The electrochemical active surface area (ECSA) is proportional to the catalytic performance and the specific activity of the catalyst can be obtained by calculating the ratio between the current density corresponding to a given voltage (IOER ) and ECSA. The ECSA is usually calculated by using the electric double layer capacitance value (Cdl ) based on CV data. Figure 3d shows the electric double layer capacitance data calculated based on Figure S8. As shown in the figure, the NiFeCoCN electrode has a higherCdl value than NiFeCo. The ECSA and specific activity can be estimated as follows:
ECSA = Cdl /Cs (1)
Specific activity = IOER / ECSA (2)
where Cs is the specific capacitance of the electrode material and takes the general value of the transition metal surface oxide: 40 μF cm-2 [55]. After calculation, the NiFeCoCN electrode obviously has higher ECSA of 105 cm2 and specific activity of 2.7 mA cm-2 than that of the NiFeCo (67.5 cm2 and 1.6 mA cm-2), indicating an increase of the intrinsic activity owing to an incorporation of C/N species (see Table S8).
Stability is another important indicator for evaluating OER catalysts, especially in acidic electrolytes. Figure 3e shows the stability of the NiFeCoCN electrode in a 0.5 M H2SO4 solution. The NiFeCoCN electrode can stably perform for 10000 seconds at a current density of 100 mA cm-2, and the oxygen evolution potential tends to stabilize over time.
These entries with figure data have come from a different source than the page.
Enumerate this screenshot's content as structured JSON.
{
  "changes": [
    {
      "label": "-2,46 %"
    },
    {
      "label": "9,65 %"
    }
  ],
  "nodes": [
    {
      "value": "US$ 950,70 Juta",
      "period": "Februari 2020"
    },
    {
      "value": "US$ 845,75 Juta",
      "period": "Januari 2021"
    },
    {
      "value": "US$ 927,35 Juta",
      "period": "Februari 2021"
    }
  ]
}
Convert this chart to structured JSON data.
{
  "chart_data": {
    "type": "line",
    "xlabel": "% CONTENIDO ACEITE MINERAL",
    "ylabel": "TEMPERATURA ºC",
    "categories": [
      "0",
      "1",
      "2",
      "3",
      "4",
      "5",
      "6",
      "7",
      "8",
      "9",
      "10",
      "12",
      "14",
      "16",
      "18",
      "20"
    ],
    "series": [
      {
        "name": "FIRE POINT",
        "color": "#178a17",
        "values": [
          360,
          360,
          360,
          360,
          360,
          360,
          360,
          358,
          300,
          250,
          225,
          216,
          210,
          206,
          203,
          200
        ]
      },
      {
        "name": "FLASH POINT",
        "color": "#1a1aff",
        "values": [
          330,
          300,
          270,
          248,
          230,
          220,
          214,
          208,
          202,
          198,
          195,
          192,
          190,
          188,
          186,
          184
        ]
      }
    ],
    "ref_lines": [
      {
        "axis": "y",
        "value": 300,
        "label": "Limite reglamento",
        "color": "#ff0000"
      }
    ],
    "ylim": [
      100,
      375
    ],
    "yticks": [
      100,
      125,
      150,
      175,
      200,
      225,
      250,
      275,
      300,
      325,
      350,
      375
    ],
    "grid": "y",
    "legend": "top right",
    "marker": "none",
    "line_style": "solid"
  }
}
To further confirm the true stability, the long-term stability of the NiFeCoCN was determined in a 0.5 M H2SO4 solution, which could stably operate for approximately 28 hours at a current density of 100 mA cm-2 (see Figure S9), which indicates the excellent stability for the acidic OER. There is not a change of the phase on the surface of aged sample compared to initial sample (see Figure S10). However, the increased binding energy and O content shown in the XPS data indicate that the sample surface has an oxidation occurred, which is consistent with the data in Table S3. Figures 3f-h further exhibits the HRTEM images of the NiFeCoCN electrode before and after 5000 seconds of electrochemical ageing at a current density of 100 mA cm-2 in 0.5 M H2SO4solution. As shown in Figures 3g and h, an amorphous metal oxide layer of approximately 7-10 nm thickness is formed on the surface of the aged electrode, which is consistent with the XPS analysis results. The surface and interior of the NiFeCoCN electrode without electrochemical ageing (see Figure 3f) show the ordered crystal structure of the γ-Ni solid solution, while the aged electrode undergoes obvious surface reconstruction. The relative reference also confirms the amorphous metal oxide layer that has formed on the outer surface of the electrocatalysts [56-58]. The metal oxide layer of the active centre for the OER in acidic medium is generally considered to be reconstructed by the dissolution/deposition or electromigration mechanism in the OER process [24, 59].